Her: But what we couldn’t see is that I never left you and you never left me.

Him: Life is our rhythm and love the melody!

Gratitude for the Man and the Journey: From “Mirrors”

I will forever be grateful and hold you in high regard.

You mirrored my soul’s fears and faults and left my heart jarred.

But without your love to expose my vulnerability

I would not have fought so hard to taste sweet tranquility.

I’ve learned to love deeper without attachment or expecting more

To appreciate God’s gifts, life’s challenges, and the blessings in store.

So thank you, THANK YOU, for helping me to see

That we’re all connected, joy comes from within, and that love is free.

Hello, Joy

Pushing 40 in a dry spell. Supposed to be in my prime. I’m a mom of perfectly imperfect loving souls. I’m the good cop and the bad guy. I’m the grey gal sneaking out at night. Put your hand on mine and hold me. ‘Cause I feel so alone some of the time. Heaviness. Makes it so hard to breathe.

Where has my Joy gone? She left me years ago. I wonder what she’s doing now. I heard from a mutual friend that she’s still in town, but she doesn’t come around… too often anymore. Maybe it’s because… around me… she can’t breathe.

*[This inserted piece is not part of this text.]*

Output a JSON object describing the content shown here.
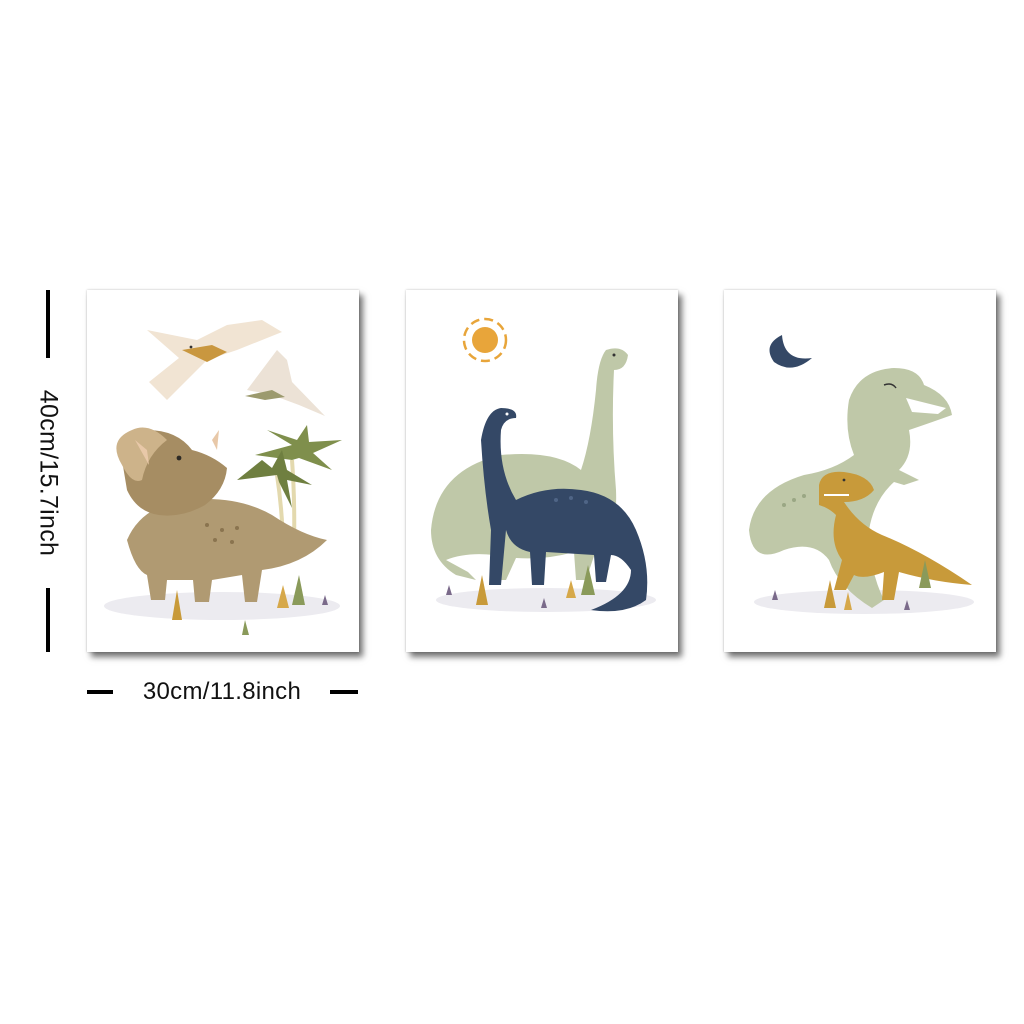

Who am I? The me that is… pre- or post- orgasm? Are they the same woman? If I don’t cum can I show you who I am? I knew it was over when you didn’t kiss me. But I couldn’t kiss you either. I had to win. So our lips only slid across the surface. As if calling, “Who’s gonna go the last 10%?” Neither of us could do it. My heart stopped and I could barely breathe.

They can’t hold me back. They’ve not got the right. My faith is greater than their degradation. I’m being seasoned… put on fire. Seek those who lift us up. Step out of comfort and into the light. Surround ourselves with love. Clear up the present from a murky past. Take a breath of fresh air. Smile. As you open the door, “Hello, Joy.”